The original video of the incident has been viewed nearly seven million times. The clip was shown on ESPN repeatedly.
"I was hearing from people I hadn't talked to in years to make sure I was OK," Wagner said.
Wagner still photographed the game. He said his mom knew he was OK because of a group text with his family where they were making jokes. She's used to him being in the middle of things.
"She knew I had a job to do, so she didn't call," Wagner said. "But I got a hold of her later."
No one from the University of Texas or the Mercedes-Benz Superdome checked to make sure Wagner was OK. He said he understood because there was a lot of people scattering.
Some believed it was the red jersey on Uga that did it. Some think it could be the history of bulldogs that sent Bevo flying. Bulldogs were originally bred to control livestock and were even used in a sport called bull-baiting in which dogs would latch onto the nose of a bull until the bull went to the ground or killed the dog. Old English bulldogs were bred for the sport.

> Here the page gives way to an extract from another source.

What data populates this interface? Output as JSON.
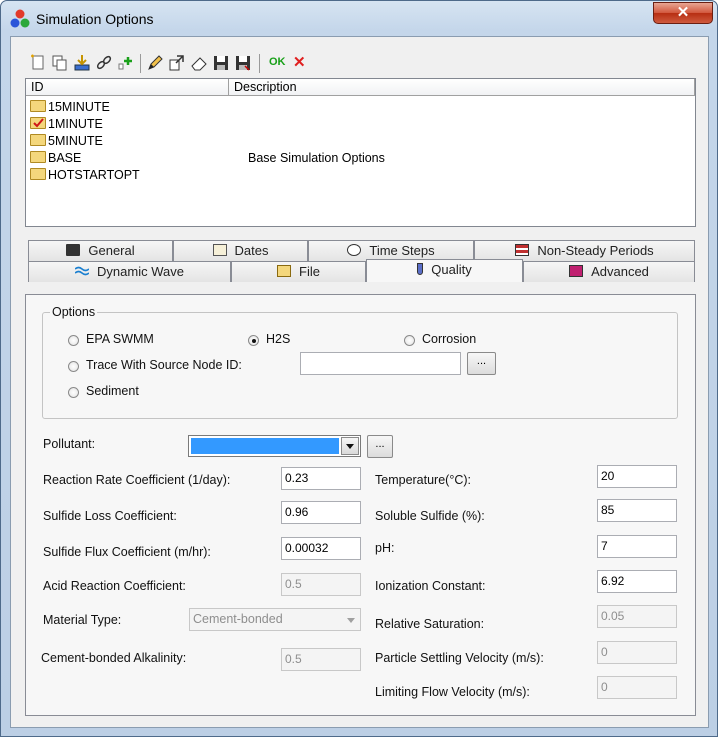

Wagner, however, would like to hear from Bevo.
"I tweeted at him and he didn't tweet back, so I don't know if we're cool or not," Wagner said.
Either way, Wagner will be back photographing Texas basketball in a few days.
"It's crazy because now it's going to be a story," Wagner said. "We never want to be made into the story as a journalist. But it's a story I'll be telling forever."